Professor Binns paused again, pursing his lips, looking like a wrinkled old tortoise. "Reliable historical sources tell us this much," he said. "But these honest facts have been obscured by the fanciful legend of the Chamber of Secrets. The story goes that Slytherin protected the knowledge by building a chamber that the other founders knew nothing of. It is said he protected this chamber with a deadly creature, only controllable by his true heir. The heir alone would be able to find and unseal the Chamber of Secrets, tame the creature within, and gain the knowledge concealed within the chamber to become the most powerful witch or wizard of the age." There was silence as he finished telling the story, but it wasn't the usual, sleepy silence that filled Professor Binns's classes. There was unease in the air as everyone continued to watch him, hoping for more. Professor Binns looked faintly annoyed. "The whole thing is arrant nonsense, of course," he said. "Naturally, the school has been searched for evidence of such a chamber, many times, by the most learned witches and wizards. It does not exist. A tale told to frighten the gullible." Hermione's hand was back in the air.
"Sir — what exactly is the creature within the Chamber?"
"It is believed to be some sort of monster, which the Heir of Slytherin alone can control," said Professor Binns in his dry, reedy voice. The class exchanged nervous looks. "I tell you, the thing does not exist," said Professor Binns, shuffling his notes. "There is no Chamber and no monster."
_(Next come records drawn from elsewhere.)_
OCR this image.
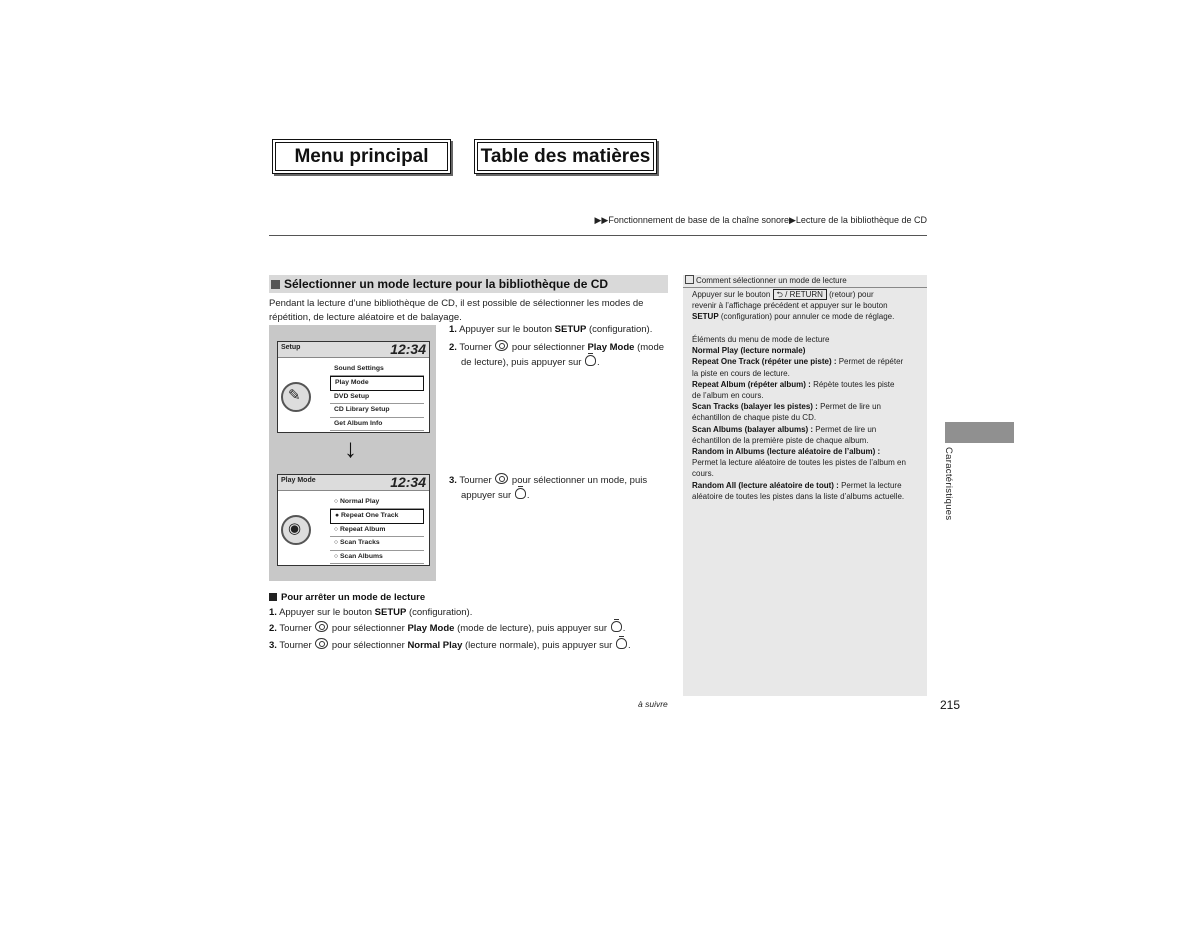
Menu principal	Table des matières
▶▶Fonctionnement de base de la chaîne sonore▶Lecture de la bibliothèque de CD
Sélectionner un mode lecture pour la bibliothèque de CD
Pendant la lecture d’une bibliothèque de CD, il est possible de sélectionner les modes de
répétition, de lecture aléatoire et de balayage.
Setup	12:34
✎
Sound Settings
Play Mode
DVD Setup
CD Library Setup
Get Album Info
↓
Play Mode	12:34
◉
○ Normal Play
● Repeat One Track
○ Repeat Album
○ Scan Tracks
○ Scan Albums
1. Appuyer sur le bouton SETUP (configuration).
2. Tourner  pour sélectionner Play Mode (mode
de lecture), puis appuyer sur .
3. Tourner  pour sélectionner un mode, puis
appuyer sur .
Pour arrêter un mode de lecture
1. Appuyer sur le bouton SETUP (configuration).
2. Tourner  pour sélectionner Play Mode (mode de lecture), puis appuyer sur .
3. Tourner  pour sélectionner Normal Play (lecture normale), puis appuyer sur .
Comment sélectionner un mode de lecture
Appuyer sur le bouton ⮌ / RETURN (retour) pour
revenir à l’affichage précédent et appuyer sur le bouton
SETUP (configuration) pour annuler ce mode de réglage.
Éléments du menu de mode de lecture
Normal Play (lecture normale)
Repeat One Track (répéter une piste) : Permet de répéter
la piste en cours de lecture.
Repeat Album (répéter album) : Répète toutes les piste
de l’album en cours.
Scan Tracks (balayer les pistes) : Permet de lire un
échantillon de chaque piste du CD.
Scan Albums (balayer albums) : Permet de lire un
échantillon de la première piste de chaque album.
Random in Albums (lecture aléatoire de l’album) :
Permet la lecture aléatoire de toutes les pistes de l’album en
cours.
Random All (lecture aléatoire de tout) : Permet la lecture
aléatoire de toutes les pistes dans la liste d’albums actuelle.	Caractéristiques
à suivre	215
"But, sir," said Greg, "if the Chamber can only be opened by Slytherin's true heir, no one else would be able to find it, would they?"
"Nonsense, Boyle," said Professor Binns in an aggravated tone. "If a long succession of Hogwarts headmasters and headmistresses haven't found the thing —"
"But, Professor," piped up Millicent Bullstrode, "you'd probably have to use Dark Magic to open it —"
"Just because a wizard doesn't use Dark Magic doesn't mean he can't, Miss Cowalker," snapped Professor Binns. "I repeat, if the likes of Dumbledore —"
"But maybe you've got to be related to Slytherin, so Dumbledore couldn't —" began Pansy Parkinson, but Professor Binns had had enough.
"That will do," he said sharply. "It is a myth! It does not exist! There is not a shred of evidence that Slytherin ever built so much as a secret broom cupboard! I regret telling you such a foolish story! We will return, if you please, to history, to solid, believable, verifiable fact!" And within five minutes, the class had sunk back into its usual torpor.